Mrs Sharland and Mrs Gohil headed to the Supreme Court in June to find out whether their ex-husbands' fraudulent non-disclosure was significant enough to result in the final financial court order in their divorces being revoked. Mr Sharland had a two thirds shareholding in AppSense Ltd, a company which his expert valued at £50m and Mrs Sharland's expert valued at £75m on the basis that there was not a plan for a public sale. The couple reached an agreement in July 2012. Mrs Sharland was to receive just over £10m in cash and properties and a further lump sum of £1.7m and a large percentage of the proceeds of sale of Mr Sharland's shares in AppSense when sold. Mr Sharland was to receive about £5.5m of the marital assets and was to retain the remaining proceeds of sale of the shares. The agreement was subsequently made into a final court order, following a contested trial, even after it was discovered that the husband had intentionally failed to disclose that he had been actively preparing to float his company prior to the agreement, reportedly with a value of $750m – $1bn.

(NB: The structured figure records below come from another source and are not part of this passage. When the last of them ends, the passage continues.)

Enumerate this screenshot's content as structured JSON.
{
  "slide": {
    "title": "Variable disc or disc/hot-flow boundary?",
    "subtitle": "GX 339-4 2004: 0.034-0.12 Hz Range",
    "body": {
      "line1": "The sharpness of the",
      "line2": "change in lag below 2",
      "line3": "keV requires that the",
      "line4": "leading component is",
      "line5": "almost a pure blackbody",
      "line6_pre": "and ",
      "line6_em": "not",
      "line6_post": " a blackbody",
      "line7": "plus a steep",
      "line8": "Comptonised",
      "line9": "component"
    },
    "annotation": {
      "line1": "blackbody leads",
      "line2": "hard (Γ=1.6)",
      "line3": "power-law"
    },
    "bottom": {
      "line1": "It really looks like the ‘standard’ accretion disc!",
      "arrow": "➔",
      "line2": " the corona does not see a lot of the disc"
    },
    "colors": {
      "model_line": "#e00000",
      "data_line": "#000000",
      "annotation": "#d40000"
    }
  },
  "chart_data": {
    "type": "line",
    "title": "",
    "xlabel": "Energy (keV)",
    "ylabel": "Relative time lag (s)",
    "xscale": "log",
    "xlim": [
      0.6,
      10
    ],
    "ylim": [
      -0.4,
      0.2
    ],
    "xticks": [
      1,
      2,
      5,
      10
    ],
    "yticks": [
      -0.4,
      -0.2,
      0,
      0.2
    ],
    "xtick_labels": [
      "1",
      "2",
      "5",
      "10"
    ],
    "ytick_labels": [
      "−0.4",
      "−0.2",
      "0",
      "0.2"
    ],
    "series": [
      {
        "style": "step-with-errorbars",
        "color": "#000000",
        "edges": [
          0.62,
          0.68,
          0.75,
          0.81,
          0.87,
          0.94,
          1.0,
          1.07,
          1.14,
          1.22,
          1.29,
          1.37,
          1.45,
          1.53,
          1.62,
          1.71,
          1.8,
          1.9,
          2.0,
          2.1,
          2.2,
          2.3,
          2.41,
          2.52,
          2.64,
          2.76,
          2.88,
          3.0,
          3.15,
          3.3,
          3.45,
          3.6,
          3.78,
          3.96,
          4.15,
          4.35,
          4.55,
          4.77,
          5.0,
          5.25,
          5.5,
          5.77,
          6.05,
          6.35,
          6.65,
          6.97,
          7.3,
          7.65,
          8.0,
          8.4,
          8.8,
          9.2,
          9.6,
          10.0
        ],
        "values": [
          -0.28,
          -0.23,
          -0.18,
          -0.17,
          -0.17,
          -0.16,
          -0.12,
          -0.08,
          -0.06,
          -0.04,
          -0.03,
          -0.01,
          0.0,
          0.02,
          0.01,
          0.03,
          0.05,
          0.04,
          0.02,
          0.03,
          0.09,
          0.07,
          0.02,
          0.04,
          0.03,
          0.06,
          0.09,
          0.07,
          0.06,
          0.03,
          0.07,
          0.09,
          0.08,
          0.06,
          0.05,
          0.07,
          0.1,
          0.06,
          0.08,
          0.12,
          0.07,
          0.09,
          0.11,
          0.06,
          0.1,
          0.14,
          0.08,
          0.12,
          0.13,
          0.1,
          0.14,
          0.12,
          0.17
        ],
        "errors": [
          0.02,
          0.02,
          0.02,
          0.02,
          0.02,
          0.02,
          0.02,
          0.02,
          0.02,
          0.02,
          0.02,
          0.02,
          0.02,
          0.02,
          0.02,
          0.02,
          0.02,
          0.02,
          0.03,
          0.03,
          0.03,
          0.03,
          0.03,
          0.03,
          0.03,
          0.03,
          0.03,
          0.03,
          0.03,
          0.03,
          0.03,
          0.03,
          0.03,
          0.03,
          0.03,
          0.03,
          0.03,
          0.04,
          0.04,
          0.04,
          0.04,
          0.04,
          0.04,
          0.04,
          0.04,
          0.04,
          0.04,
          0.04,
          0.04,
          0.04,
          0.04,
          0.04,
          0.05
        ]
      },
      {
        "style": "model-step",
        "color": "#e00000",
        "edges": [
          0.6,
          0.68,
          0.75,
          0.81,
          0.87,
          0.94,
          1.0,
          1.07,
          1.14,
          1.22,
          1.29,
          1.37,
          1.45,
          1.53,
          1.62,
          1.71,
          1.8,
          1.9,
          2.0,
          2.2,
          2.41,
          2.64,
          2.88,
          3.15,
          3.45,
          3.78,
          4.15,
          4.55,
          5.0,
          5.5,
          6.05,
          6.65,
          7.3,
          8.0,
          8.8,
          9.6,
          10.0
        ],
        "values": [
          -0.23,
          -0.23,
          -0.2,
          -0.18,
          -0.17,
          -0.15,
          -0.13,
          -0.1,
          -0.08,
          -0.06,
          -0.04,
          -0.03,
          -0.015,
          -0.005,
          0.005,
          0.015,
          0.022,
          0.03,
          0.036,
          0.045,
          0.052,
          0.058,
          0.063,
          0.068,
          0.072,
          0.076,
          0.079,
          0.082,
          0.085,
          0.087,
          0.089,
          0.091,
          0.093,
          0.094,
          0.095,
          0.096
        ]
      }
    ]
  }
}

Mrs Sharland applied to overturn the financial order, arguing that she would not have settled on the terms she had agreed, had she known of the IPO. When making the order, the first instance judge ruled that despite Mr Sharland's dishonesty, he would not have made an order different from the agreement, as under its terms, Mrs Sharland received by far the greater share of the liquid assets.

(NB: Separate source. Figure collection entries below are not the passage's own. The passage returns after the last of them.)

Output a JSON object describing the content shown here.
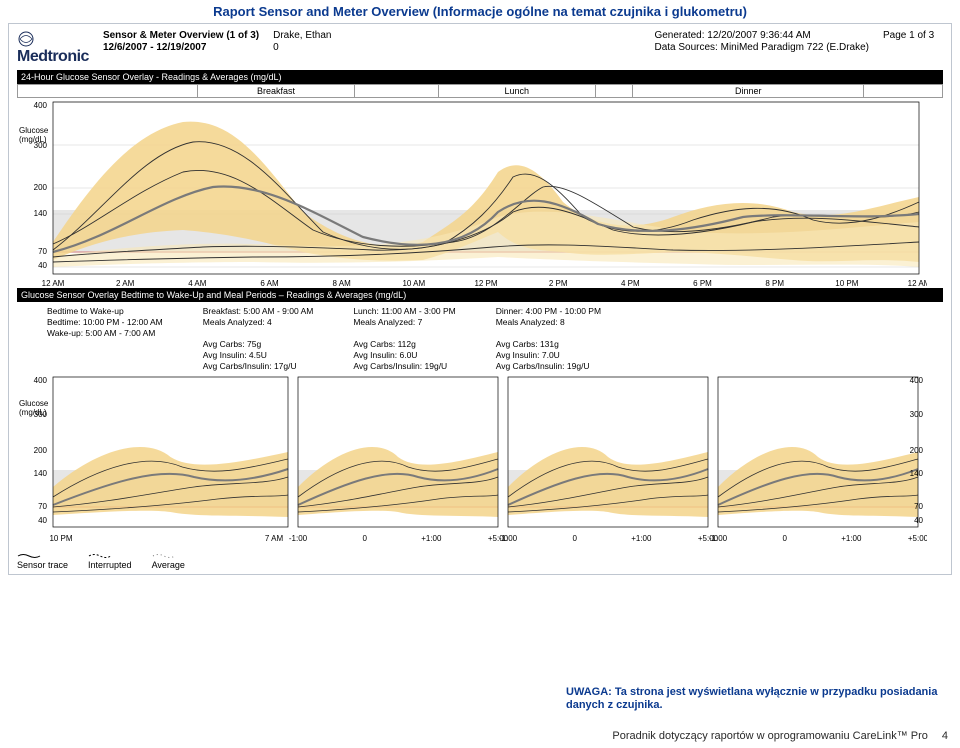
{
  "title_text": "Raport Sensor and Meter Overview (Informacje ogólne na temat czujnika i glukometru)",
  "brand": "Medtronic",
  "header": {
    "report_name": "Sensor & Meter Overview (1 of 3)",
    "date_range": "12/6/2007 - 12/19/2007",
    "patient": "Drake, Ethan",
    "zero": "0",
    "generated": "Generated: 12/20/2007 9:36:44 AM",
    "source": "Data Sources: MiniMed Paradigm 722 (E.Drake)",
    "page": "Page 1 of 3"
  },
  "chart1": {
    "title": "24-Hour Glucose Sensor Overlay - Readings & Averages (mg/dL)",
    "meals": [
      "Breakfast",
      "Lunch",
      "Dinner"
    ],
    "ylabel": "Glucose\n(mg/dL)",
    "ticks_y": [
      "400",
      "300",
      "200",
      "140",
      "70",
      "40"
    ],
    "ticks_x": [
      "12 AM",
      "2 AM",
      "4 AM",
      "6 AM",
      "8 AM",
      "10 AM",
      "12 PM",
      "2 PM",
      "4 PM",
      "6 PM",
      "8 PM",
      "10 PM",
      "12 AM"
    ],
    "colors": {
      "band": "#f3d48a",
      "band2": "#f9e7b8",
      "avg": "#7d7d7d",
      "target": "#d0d0d0",
      "low": "#e28a8a"
    }
  },
  "chart2": {
    "title": "Glucose Sensor Overlay Bedtime to Wake-Up and Meal Periods – Readings & Averages (mg/dL)",
    "cols": [
      {
        "h": "Bedtime to Wake-up",
        "l1": "Bedtime: 10:00 PM - 12:00 AM",
        "l2": "Wake-up: 5:00 AM - 7:00 AM",
        "l3": "",
        "l4": "",
        "l5": ""
      },
      {
        "h": "Breakfast: 5:00 AM - 9:00 AM",
        "l1": "Meals Analyzed: 4",
        "l2": "",
        "l3": "Avg Carbs: 75g",
        "l4": "Avg Insulin: 4.5U",
        "l5": "Avg Carbs/Insulin: 17g/U"
      },
      {
        "h": "Lunch: 11:00 AM - 3:00 PM",
        "l1": "Meals Analyzed: 7",
        "l2": "",
        "l3": "Avg Carbs: 112g",
        "l4": "Avg Insulin: 6.0U",
        "l5": "Avg Carbs/Insulin: 19g/U"
      },
      {
        "h": "Dinner: 4:00 PM - 10:00 PM",
        "l1": "Meals Analyzed: 8",
        "l2": "",
        "l3": "Avg Carbs: 131g",
        "l4": "Avg Insulin: 7.0U",
        "l5": "Avg Carbs/Insulin: 19g/U"
      }
    ],
    "ticks_y": [
      "400",
      "300",
      "200",
      "140",
      "70",
      "40"
    ],
    "panel_x": {
      "bed": [
        "10 PM",
        "7 AM"
      ],
      "meal": [
        "-1:00",
        "0",
        "+1:00",
        "+5:00"
      ]
    }
  },
  "legend": {
    "sensor": "Sensor trace",
    "interrupted": "Interrupted",
    "average": "Average"
  },
  "note": "UWAGA: Ta strona jest wyświetlana wyłącznie w przypadku posiadania danych z czujnika.",
  "footer": {
    "text": "Poradnik dotyczący raportów w oprogramowaniu CareLink™ Pro",
    "page": "4"
  }
}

An important distinction between the two cases heard together by the Supreme Court, is that Mrs Gohil's appeal related to a final financial order which was made despite her having concerns prior to reaching the agreement about whether her husband had fully disclosed his assets. Mr Gohil had disclosed that his assets were worth just over £300,000. Mrs Gohil went ahead and compromised her claims in order to achieve finality, settling for £270,000. The financial order recorded as a recital that Mrs Gohil believed that Mr Gohil had not provided full and frank disclosure. Three years later Mr Gohil was convicted of fraud and money laundering to the tune of £25m and sentenced to 10 years' imprisonment. Mrs Gohil then applied to set aside the financial order.
The principal legal consideration for the Supreme Court in both cases was whether an order made in the absence of full and frank disclosure should only be set aside in cases where the court would have made a substantially different order if proper disclosure had in fact taken place.

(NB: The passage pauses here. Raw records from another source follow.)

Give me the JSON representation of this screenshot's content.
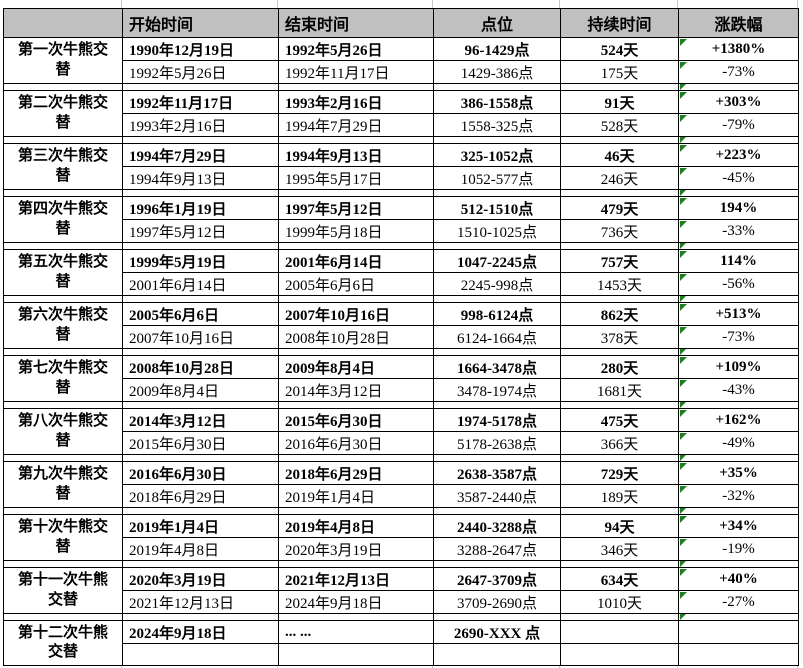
{
  "table": {
    "columns": [
      {
        "key": "label",
        "label": ""
      },
      {
        "key": "start",
        "label": "开始时间"
      },
      {
        "key": "end",
        "label": "结束时间"
      },
      {
        "key": "points",
        "label": "点位"
      },
      {
        "key": "duration",
        "label": "持续时间"
      },
      {
        "key": "change",
        "label": "涨跌幅"
      }
    ],
    "groups": [
      {
        "label": "第一次牛熊交替",
        "bull": {
          "start": "1990年12月19日",
          "end": "1992年5月26日",
          "points": "96-1429点",
          "duration": "524天",
          "change": "+1380%"
        },
        "bear": {
          "start": "1992年5月26日",
          "end": "1992年11月17日",
          "points": "1429-386点",
          "duration": "175天",
          "change": "-73%"
        }
      },
      {
        "label": "第二次牛熊交替",
        "bull": {
          "start": "1992年11月17日",
          "end": "1993年2月16日",
          "points": "386-1558点",
          "duration": "91天",
          "change": "+303%"
        },
        "bear": {
          "start": "1993年2月16日",
          "end": "1994年7月29日",
          "points": "1558-325点",
          "duration": "528天",
          "change": "-79%"
        }
      },
      {
        "label": "第三次牛熊交替",
        "bull": {
          "start": "1994年7月29日",
          "end": "1994年9月13日",
          "points": "325-1052点",
          "duration": "46天",
          "change": "+223%"
        },
        "bear": {
          "start": "1994年9月13日",
          "end": "1995年5月17日",
          "points": "1052-577点",
          "duration": "246天",
          "change": "-45%"
        }
      },
      {
        "label": "第四次牛熊交替",
        "bull": {
          "start": "1996年1月19日",
          "end": "1997年5月12日",
          "points": "512-1510点",
          "duration": "479天",
          "change": "194%"
        },
        "bear": {
          "start": "1997年5月12日",
          "end": "1999年5月18日",
          "points": "1510-1025点",
          "duration": "736天",
          "change": "-33%"
        }
      },
      {
        "label": "第五次牛熊交替",
        "bull": {
          "start": "1999年5月19日",
          "end": "2001年6月14日",
          "points": "1047-2245点",
          "duration": "757天",
          "change": "114%"
        },
        "bear": {
          "start": "2001年6月14日",
          "end": "2005年6月6日",
          "points": "2245-998点",
          "duration": "1453天",
          "change": "-56%"
        }
      },
      {
        "label": "第六次牛熊交替",
        "bull": {
          "start": "2005年6月6日",
          "end": "2007年10月16日",
          "points": "998-6124点",
          "duration": "862天",
          "change": "+513%"
        },
        "bear": {
          "start": "2007年10月16日",
          "end": "2008年10月28日",
          "points": "6124-1664点",
          "duration": "378天",
          "change": "-73%"
        }
      },
      {
        "label": "第七次牛熊交替",
        "bull": {
          "start": "2008年10月28日",
          "end": "2009年8月4日",
          "points": "1664-3478点",
          "duration": "280天",
          "change": "+109%"
        },
        "bear": {
          "start": "2009年8月4日",
          "end": "2014年3月12日",
          "points": "3478-1974点",
          "duration": "1681天",
          "change": "-43%"
        }
      },
      {
        "label": "第八次牛熊交替",
        "bull": {
          "start": "2014年3月12日",
          "end": "2015年6月30日",
          "points": "1974-5178点",
          "duration": "475天",
          "change": "+162%"
        },
        "bear": {
          "start": "2015年6月30日",
          "end": "2016年6月30日",
          "points": "5178-2638点",
          "duration": "366天",
          "change": "-49%"
        }
      },
      {
        "label": "第九次牛熊交替",
        "bull": {
          "start": "2016年6月30日",
          "end": "2018年6月29日",
          "points": "2638-3587点",
          "duration": "729天",
          "change": "+35%"
        },
        "bear": {
          "start": "2018年6月29日",
          "end": "2019年1月4日",
          "points": "3587-2440点",
          "duration": "189天",
          "change": "-32%"
        }
      },
      {
        "label": "第十次牛熊交替",
        "bull": {
          "start": "2019年1月4日",
          "end": "2019年4月8日",
          "points": "2440-3288点",
          "duration": "94天",
          "change": "+34%"
        },
        "bear": {
          "start": "2019年4月8日",
          "end": "2020年3月19日",
          "points": "3288-2647点",
          "duration": "346天",
          "change": "-19%"
        }
      },
      {
        "label": "第十一次牛熊交替",
        "bull": {
          "start": "2020年3月19日",
          "end": "2021年12月13日",
          "points": "2647-3709点",
          "duration": "634天",
          "change": "+40%"
        },
        "bear": {
          "start": "2021年12月13日",
          "end": "2024年9月18日",
          "points": "3709-2690点",
          "duration": "1010天",
          "change": "-27%"
        }
      },
      {
        "label": "第十二次牛熊交替",
        "bull": {
          "start": "2024年9月18日",
          "end": "... ...",
          "points": "2690-XXX 点",
          "duration": "",
          "change": ""
        },
        "bear": {
          "start": "",
          "end": "",
          "points": "",
          "duration": "",
          "change": ""
        }
      }
    ]
  },
  "colors": {
    "header_bg": "#c0c0c0",
    "border": "#000000",
    "indicator_green": "#1e7f1e",
    "gridline": "#c9c9c9"
  }
}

The Supreme Court has ruled in favour of both wives, overturning the Court of Appeal decisions and has remitted both cases back for re-trials because in each case the husband's disclosure was fraudulently dishonest.
The principle of full and frank disclosure was at stake in these cases. These judgments recognise the importance of the legal maxim that 'fraud unravels all', whilst still preserving the possibility that honest misrepresentation can also result in final financial orders being overturned. However, not all instances of non-disclosure in divorce will result in such orders being set aside. It will depend upon whether the non-disclosure is material to the decision of the court. In cases involving fraud, the victim will nearly always have a right to redress and the burden of proof will be with the perpetrator to show that a reasonable person would not have been influenced by the lies, or that the court would not have made a different order. Conversely, in cases involving inadvertent non-disclosure no such presumption will apply and the burden will be on the party seeking to overturn the order.
Whilst emphasising that in family cases the Court must carry out its statutory obligations to consider whether an agreement is fair, the Supreme Court also recognises that the court now encourages parties to enter into agreements to resolve their financial issues on divorce. Lady Hale said in Sharland that the family court will be influenced by such agreements. However, she emphasised that 'a court cannot make a consent order without valid consent of the parties. If there is a reason which vitiates a party's consent, then there may also be good reason to set aside the order'. One vitiating circumstance is that the agreement was reached on the basis of false information, as in these cases.
There are a number of cases involving non-disclosure waiting in the wings for these judgments. The Supreme Court may have fired the starting gun for those cases and a flood of other re-trials may follow where one party has deliberately withheld or hidden financial and other information in their divorce. This may be especially so for some ex-spouses who may have been pressurised into signing a waiver to disclosure as the Supreme Court in Gohil said that one spouse cannot exonerate another spouse from the duty to give full and honest financial information. Furthermore, the route to setting aside financial orders on divorce may now become easier. Clear guidance (and the recommendation for statutory reform) has been given in Gohil that set aside applications should be made to the first instance court, rather than by way of an appeal.
With both cases being sent back for re-hearing, it will be interesting to see what Mrs Sharland and Mrs Gohil can achieve, second time around, but this time, knowing the full facts.